In the 5.1 benchmark launch, two earlier assessments have been changed with new ones that higher symbolize the state-of-the-art know-how options for the similar activity. Particularly: Llama 3.1 8B replaces BERT; and Flux.1 replaces Steady Diffusion v2.
Llama 3.1 8B is a benchmark take a look at for pretraining a big language mannequin (LLM). It belongs to the similar “herd” of fashions as the Llama 3.1 405B benchmark already in the suite, however because it has fewer trainable parameters, it may be run on only a single node and deployed to a broader vary of methods. This makes the take a look at accessible to a wider vary of potential submitters, whereas remaining a very good proxy for the efficiency of bigger clusters. Extra details on the Llama 3.1 8B benchmark could be discovered on this white paper https://mlcommons.org/2025/10/training-llama-3-1-8b/.

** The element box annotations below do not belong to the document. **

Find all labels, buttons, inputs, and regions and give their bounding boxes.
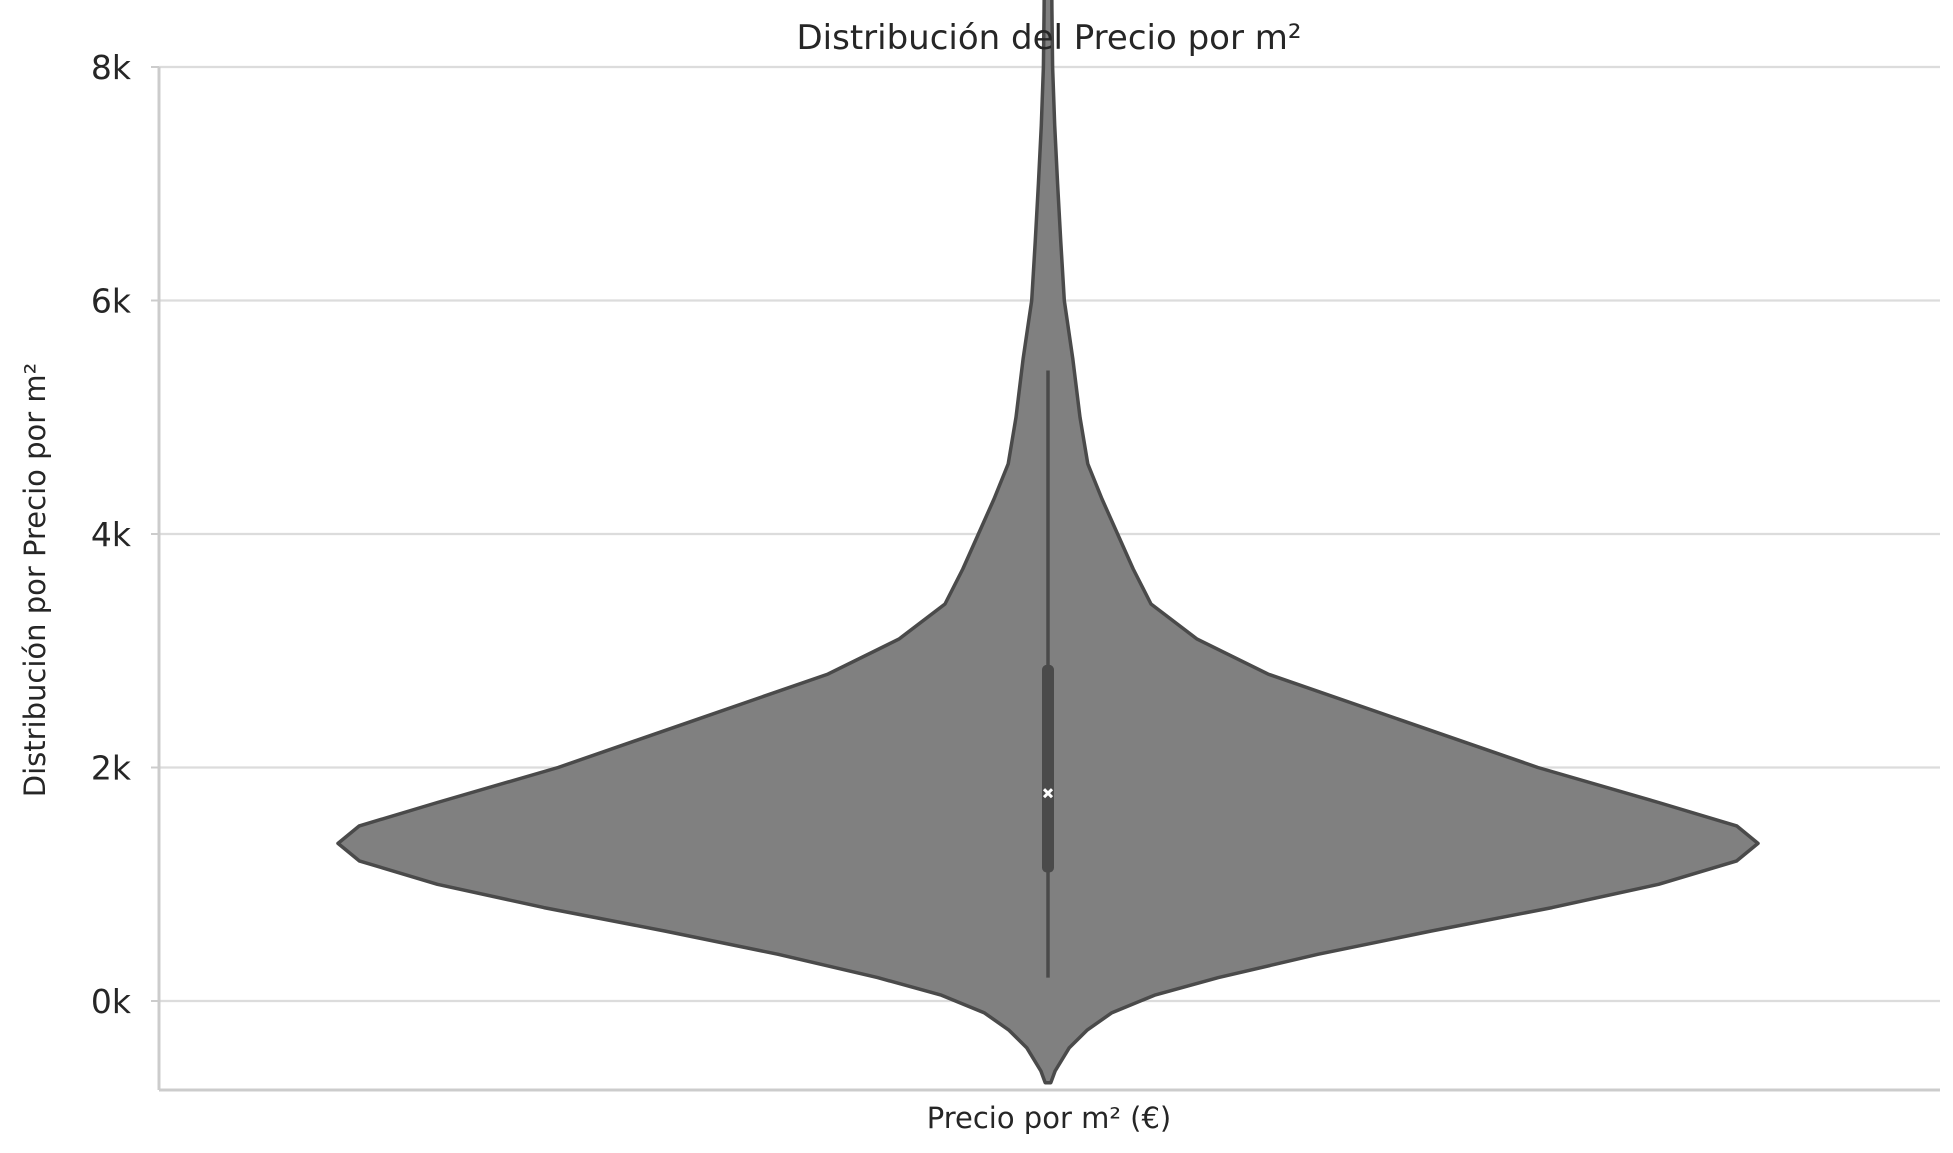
y-tick-label: 8k: [91, 48, 132, 87]
median-mark: [1042, 788, 1054, 799]
chart-title: Distribución del Precio por m²: [796, 18, 1301, 58]
y-tick-label: 0k: [91, 982, 132, 1021]
y-axis-label: Distribución por Precio por m²: [18, 363, 52, 798]
median-marker: [1042, 788, 1054, 799]
y-tick-label: 2k: [91, 749, 132, 788]
y-tick-labels: 0k2k4k6k8k10k12k14k16k: [91, 48, 159, 1021]
y-tick-label: 4k: [91, 515, 132, 554]
iqr-box: [1042, 664, 1054, 873]
x-axis-label: Precio por m² (€): [927, 1101, 1172, 1135]
y-tick-label: 6k: [91, 282, 132, 321]
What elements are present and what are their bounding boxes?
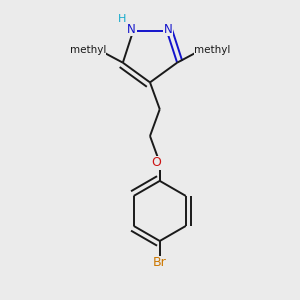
Text: N: N <box>127 23 136 36</box>
Text: methyl: methyl <box>194 45 230 55</box>
Text: N: N <box>164 23 173 36</box>
Text: O: O <box>151 156 161 170</box>
Text: methyl: methyl <box>70 45 106 55</box>
Text: H: H <box>118 14 126 24</box>
Text: Br: Br <box>153 256 166 269</box>
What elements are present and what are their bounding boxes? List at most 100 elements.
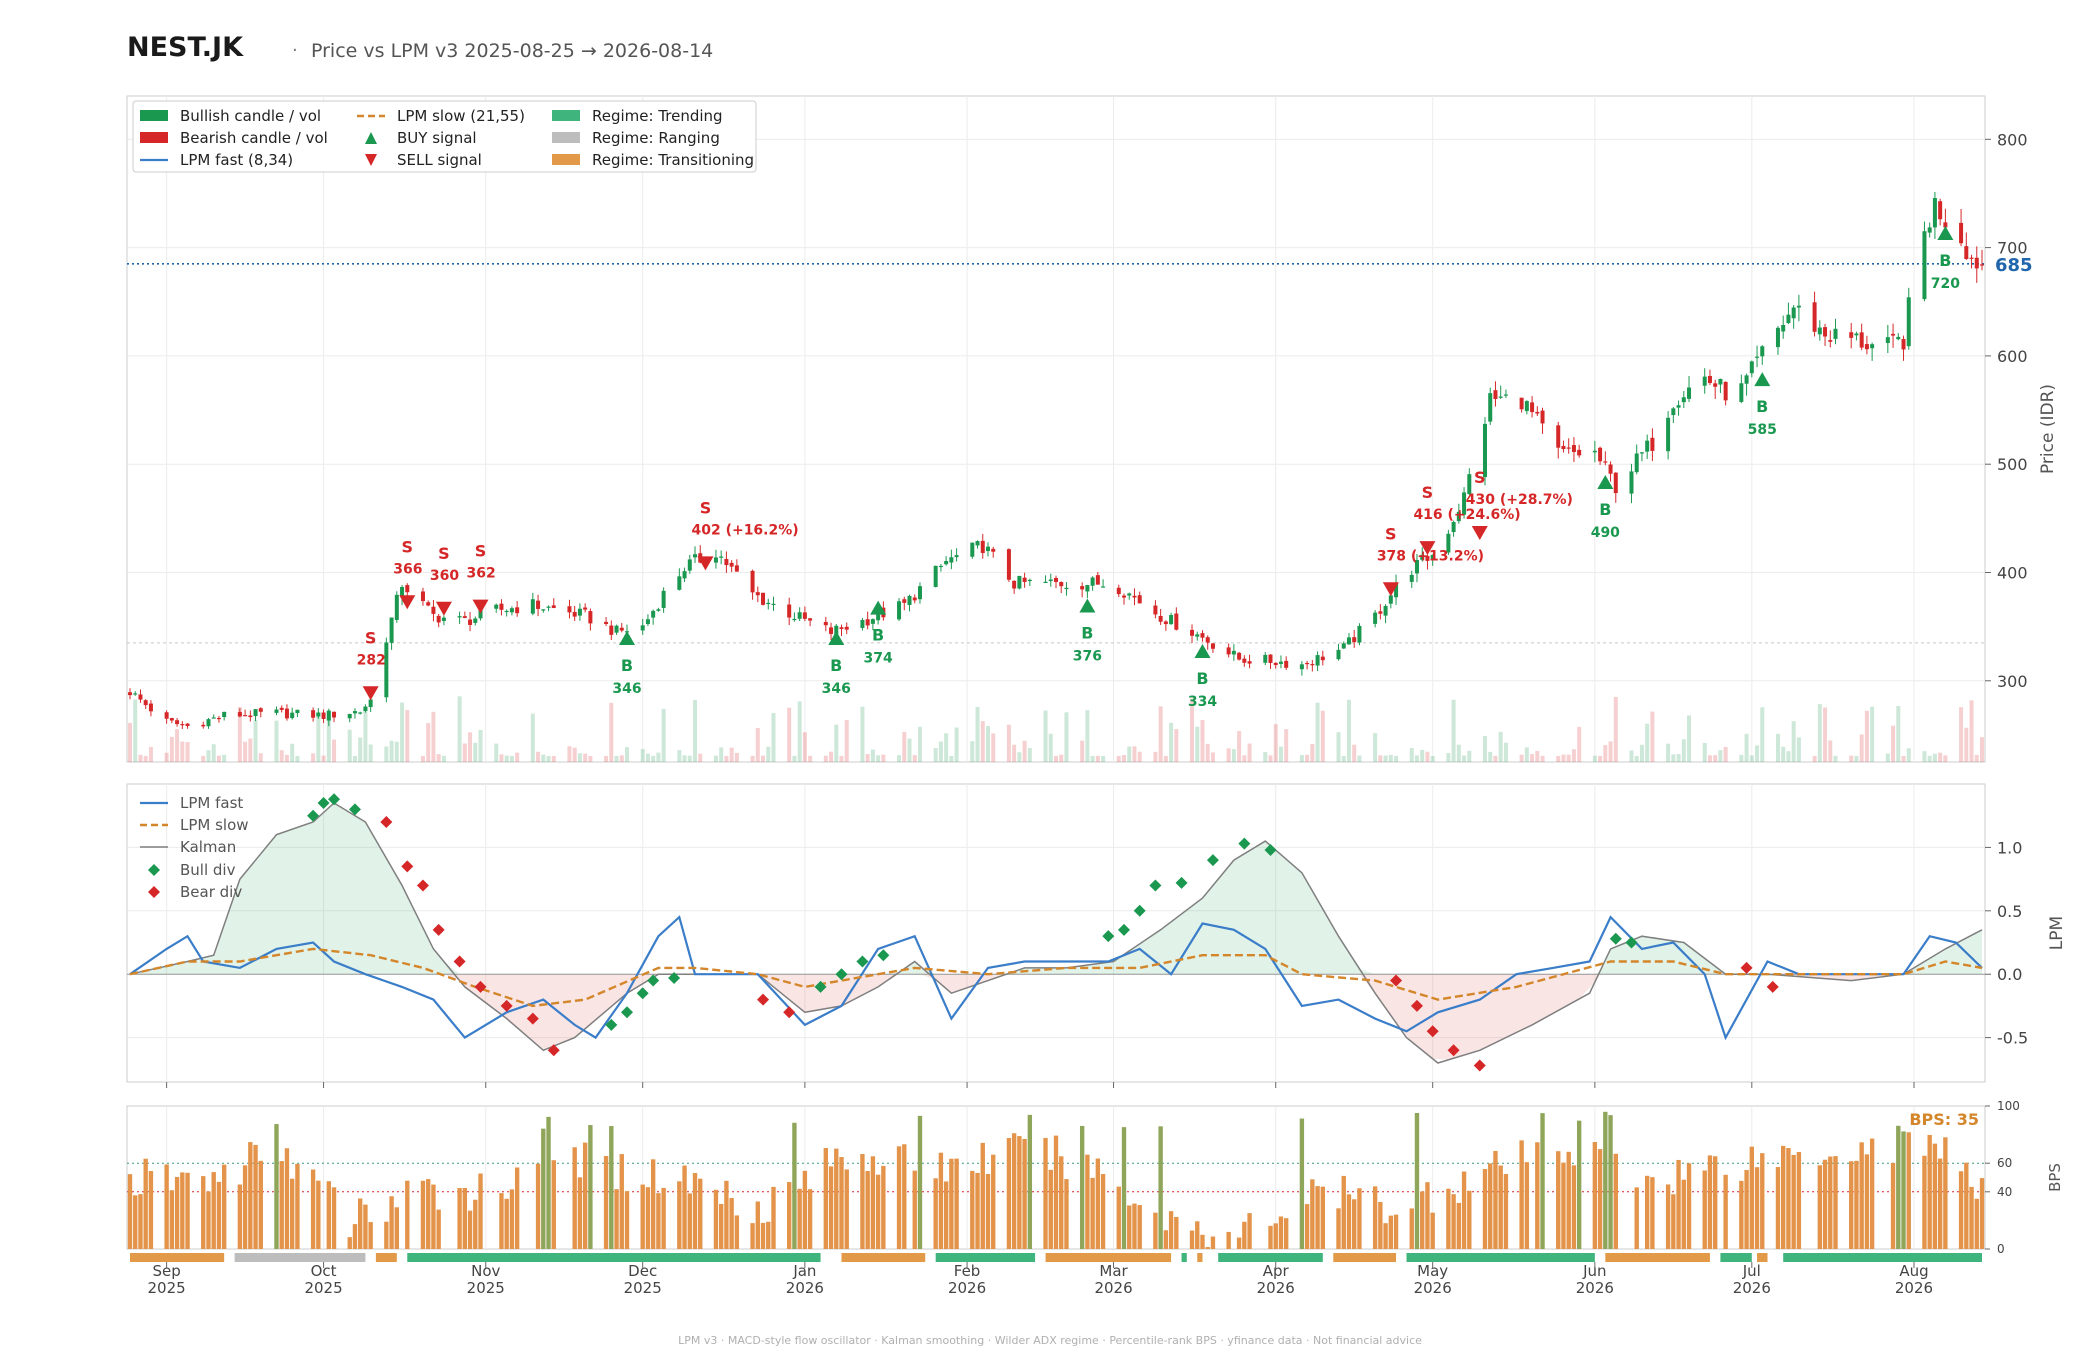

Flux.1 is a transformer-based text-to-image benchmark. Since Steady Diffusion v2 was launched into the MLPerf Coaching suite in 2023, text-to-image fashions have advanced in two necessary methods: they’ve built-in a transformer structure into the diffusion course of, and their parameter counts have grown by an order of magnitude. Flux.1, incorporating a transformer-based 11.9 billion–parameter mannequin, displays the present state of the artwork in generative AI for text-to-image duties. This white paper https://mlcommons.org/2025/10/training-flux1/ gives extra information on the Flux.1 benchmark.
“The sphere of AI is a shifting goal, consistently evolving with new eventualities and capabilities,” mentioned Paul Baumstarck, co-chair of the MLPerf Coaching working group. “We’ll proceed to evolve the MLPerf Coaching benchmark suite to make sure that we are measuring what is necessary to the group, each in the present day and tomorrow.”
Disclaimer: This article is sourced from external platforms. OverBeta has not independently verified the information. Readers are advised to verify details before relying on them.